We begin the week on routes of Grade III and grade IV standard and aim to be enjoying the challenge of 'vertical' grade V ice by the end of the week, the rate of progress being entirely geared to the abilities and ambitions of course participants.
The course is designed primarily for people with some ice climbing experience who want to improve technique and climbing grade, in order to be able to tackle more ambitious ice climbs with confidence (either as leader or second).
We operate in some of Switzerland's finest icefall-climbing areas, doing classic climbs throughout the week. You can climb as a second for the whole week if you wish and simply enjoy a brilliant week of 'middle grade' ice climbing. For people whose ultimate aim is to lead-climb on ice we are happy to incorporate a session on lead-climbing skills which will enable you to climb independently with the best possible safety margin.
Sample Programme
day 1 (Sunday evening) Course convenes at the Grand Chalet hotel with welcome by ISM guides at 6.45pm and course briefing followed by evening meal.
day 2 Climbing on the Lauenen Icefalls near Leysin, which offer routes up to 3 pitches long in beautiful quiet surroundings. Here we focus on climbing skills, teaching or refreshing the most effective use of ice tools and crampons on various angles of ice and analysing your technique, thereby giving the right foundation for more challenging climbs later in the week.

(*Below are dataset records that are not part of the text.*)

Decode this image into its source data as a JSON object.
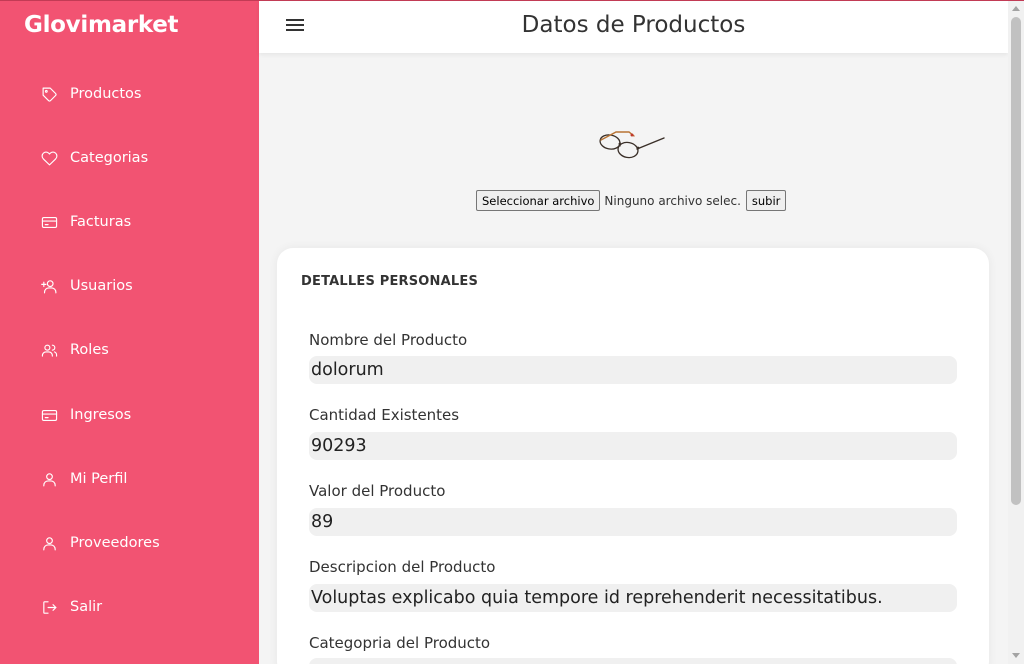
{
  "app": {
    "brand": "Glovimarket"
  },
  "sidebar": {
    "items": [
      {
        "label": "Productos",
        "icon": "tag-icon"
      },
      {
        "label": "Categorias",
        "icon": "heart-icon"
      },
      {
        "label": "Facturas",
        "icon": "credit-card-icon"
      },
      {
        "label": "Usuarios",
        "icon": "user-plus-icon"
      },
      {
        "label": "Roles",
        "icon": "users-icon"
      },
      {
        "label": "Ingresos",
        "icon": "credit-card-icon"
      },
      {
        "label": "Mi Perfil",
        "icon": "user-icon"
      },
      {
        "label": "Proveedores",
        "icon": "user-icon"
      },
      {
        "label": "Salir",
        "icon": "logout-icon"
      }
    ]
  },
  "header": {
    "title": "Datos de Productos",
    "menu_icon": "hamburger-icon"
  },
  "upload": {
    "select_label": "Seleccionar archivo",
    "status": "Ninguno archivo selec.",
    "submit_label": "subir"
  },
  "card": {
    "title": "DETALLES PERSONALES",
    "fields": [
      {
        "label": "Nombre del Producto",
        "value": "dolorum"
      },
      {
        "label": "Cantidad Existentes",
        "value": "90293"
      },
      {
        "label": "Valor del Producto",
        "value": "89"
      },
      {
        "label": "Descripcion del Producto",
        "value": "Voluptas explicabo quia tempore id reprehenderit necessitatibus."
      },
      {
        "label": "Categopria del Producto",
        "value": ""
      }
    ]
  },
  "colors": {
    "sidebar": "#f25372",
    "header": "#ffffff",
    "background": "#f4f4f4",
    "field_bg": "#f0f0f0"
  }
}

days 3 - 6. Climbing in two of Switzerland's premier icefall climbing areas, typically the Val d'Herens and the Val d'Arolla in the Swiss Valais, and the amazing icefall venue of Kandersteg in the Bernese Oberland. We are happy to be very flexible to ensure that we climb where conditions are best and attempt the routes most suitable for course participants. If the weather is better in the south we can drive through the St Bernard tunnel to the ice-climbing mecca of Cogne. Our choice of venues will take into account prevailing conditions, the weather forecast and the needs of the group and we use private cars to move rapidly between areas.
day 7 (Saturday) Breakfast is included at the hotel before departure.
Technical Skills covered: During the climbing programme we teach such technical aspects as rapid ice screw placement and removal, racking equipment for steep ice, double rope technique, setting up stances and belays, retreating safely from an ice climb, assessing ice conditions, mixed-climbing techniques and adapting technique for higher-grade climbing. At the guide's discretion we teach lead climbing on suitable terrain.
Note: This course is the perfect preparation for our more advanced Technical Alpine Icefalls week, and the two courses may be taken consecutively for a superb two-week holiday in a variety of world-class ice-climbing venues throughout the western Alps.
Experience and Fitness. Technical roped climbing experience is important as well as some previous experience with ice axe and crampons. Indoor ice climbing facilities such as Vertical Chill (at Ellis Brigham's London Covent Garden store) or the Toyota Wall at Castleford in Yorkshire, can offer very effective preparation for the course. General fitness and upper body excercise such as indoor or outdoor rock climbing will be found beneficial.